The White House Office Of Creative Affairs : Idea Archive


Global Auto Standards

My name is Ernest Earnest and I think we can address the problem of energy and environment by doing this:

We need to develop a strategy to review and prioritize our environmental standards based on trade offs between air quality, green house gas emissions, and economic impacts or benefits. Some technological solutions can provide benifit in all three areas, but many times, what benifits one objective detracts from another.

Congress tends to address one environmental/energy issue at a time without any standard to to balance the impacts/benefits between the three parameters.

As an example of an issue where priorities between air quality, energy independence, and climate change need to be evaluated, consider our need to shift to more fuel efficient vehicles.

We all know that, in order to achieve energy independence and meet our global obligations to reduce greenhouse gases, we must change our driving habits to embrace small fuel efficient vehicles. The Europeans and Asian counties are already way ahead in this regard. The fleet average fuel economy in Europe is already better than our congressionaly mandated CAFE standards for any time in the future.

The most fuel efficient vehicles sold in Europe cannot be imported to this county because their emission and safety standards are different than ours.
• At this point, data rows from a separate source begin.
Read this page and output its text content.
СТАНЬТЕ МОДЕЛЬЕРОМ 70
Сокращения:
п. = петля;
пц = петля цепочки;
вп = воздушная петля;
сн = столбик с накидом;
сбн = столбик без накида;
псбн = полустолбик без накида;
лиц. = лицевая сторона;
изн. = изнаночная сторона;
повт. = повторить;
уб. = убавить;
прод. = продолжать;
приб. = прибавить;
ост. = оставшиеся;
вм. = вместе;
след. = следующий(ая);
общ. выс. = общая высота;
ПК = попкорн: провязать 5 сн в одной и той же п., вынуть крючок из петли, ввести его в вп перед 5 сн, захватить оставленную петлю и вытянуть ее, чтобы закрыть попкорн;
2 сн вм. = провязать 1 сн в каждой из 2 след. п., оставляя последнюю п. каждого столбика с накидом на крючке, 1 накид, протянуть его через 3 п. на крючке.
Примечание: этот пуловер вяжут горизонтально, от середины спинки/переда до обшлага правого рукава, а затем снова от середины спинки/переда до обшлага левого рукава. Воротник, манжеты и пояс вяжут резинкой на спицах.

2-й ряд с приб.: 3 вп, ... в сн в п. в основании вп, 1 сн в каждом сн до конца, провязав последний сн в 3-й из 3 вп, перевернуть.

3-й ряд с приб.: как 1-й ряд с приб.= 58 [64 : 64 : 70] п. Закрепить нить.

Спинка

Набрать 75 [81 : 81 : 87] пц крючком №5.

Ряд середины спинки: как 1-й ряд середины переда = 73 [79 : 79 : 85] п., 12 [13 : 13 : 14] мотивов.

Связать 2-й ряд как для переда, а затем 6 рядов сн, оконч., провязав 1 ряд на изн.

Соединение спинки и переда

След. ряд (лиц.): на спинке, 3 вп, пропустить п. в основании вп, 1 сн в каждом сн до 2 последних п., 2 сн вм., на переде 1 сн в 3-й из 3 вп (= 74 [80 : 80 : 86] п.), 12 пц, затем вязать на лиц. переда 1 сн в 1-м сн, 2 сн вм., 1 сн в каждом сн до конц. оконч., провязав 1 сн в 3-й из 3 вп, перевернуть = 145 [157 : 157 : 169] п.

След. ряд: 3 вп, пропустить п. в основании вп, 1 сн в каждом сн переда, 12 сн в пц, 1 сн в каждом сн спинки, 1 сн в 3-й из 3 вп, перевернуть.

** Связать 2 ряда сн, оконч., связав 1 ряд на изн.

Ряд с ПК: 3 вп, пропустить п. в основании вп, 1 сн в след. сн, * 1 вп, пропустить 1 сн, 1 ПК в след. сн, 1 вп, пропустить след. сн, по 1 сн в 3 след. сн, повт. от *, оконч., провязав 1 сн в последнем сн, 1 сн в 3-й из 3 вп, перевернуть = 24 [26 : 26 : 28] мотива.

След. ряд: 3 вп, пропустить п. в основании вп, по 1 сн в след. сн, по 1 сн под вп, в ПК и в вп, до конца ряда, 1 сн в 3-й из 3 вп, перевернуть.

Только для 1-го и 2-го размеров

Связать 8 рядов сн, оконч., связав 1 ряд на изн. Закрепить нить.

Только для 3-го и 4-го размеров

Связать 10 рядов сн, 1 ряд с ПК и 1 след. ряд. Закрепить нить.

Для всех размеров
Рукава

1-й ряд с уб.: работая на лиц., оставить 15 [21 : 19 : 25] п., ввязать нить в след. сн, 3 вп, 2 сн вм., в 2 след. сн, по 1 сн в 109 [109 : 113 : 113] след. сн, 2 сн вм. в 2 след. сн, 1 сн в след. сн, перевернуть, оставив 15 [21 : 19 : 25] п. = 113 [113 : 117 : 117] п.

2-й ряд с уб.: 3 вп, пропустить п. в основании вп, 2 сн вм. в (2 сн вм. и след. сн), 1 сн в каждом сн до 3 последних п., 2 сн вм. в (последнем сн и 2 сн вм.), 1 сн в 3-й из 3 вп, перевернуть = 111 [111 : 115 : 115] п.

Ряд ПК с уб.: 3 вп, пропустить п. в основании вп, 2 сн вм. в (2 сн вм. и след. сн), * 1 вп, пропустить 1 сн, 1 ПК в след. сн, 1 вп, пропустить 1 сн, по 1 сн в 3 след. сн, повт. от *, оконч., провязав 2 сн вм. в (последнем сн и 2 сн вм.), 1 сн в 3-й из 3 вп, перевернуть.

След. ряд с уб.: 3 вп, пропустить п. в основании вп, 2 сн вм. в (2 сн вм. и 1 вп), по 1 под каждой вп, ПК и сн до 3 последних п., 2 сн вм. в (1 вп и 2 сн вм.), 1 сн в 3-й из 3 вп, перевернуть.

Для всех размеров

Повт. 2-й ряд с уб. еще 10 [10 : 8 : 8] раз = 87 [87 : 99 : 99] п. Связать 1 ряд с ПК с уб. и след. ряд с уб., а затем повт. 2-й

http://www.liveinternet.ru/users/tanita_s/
Ford sells a car in Europe that gets 65mpg, but we can not import it. Over 50% of new cars sold in Europe are diesel, but our emission standards are different so only a few are available here.

Our long term goal should be to reconcile the differences between European and US standards. If we were to accommodate the current European standards on a temporary basis to allow importation of the most fuel efficient vehicles now, it would, not only speed up our move toward energy independence, but allow US manufacturers to develop “world cars” that could be sold anywhere thus improving our export market.

Adopting such a strategy, might have a small negative impact on air quality, but how do we evaluate that relative to our goal of energy independence and mitigating climate change. But, how do we decide how to balance? we need trade off standards. Any ideas?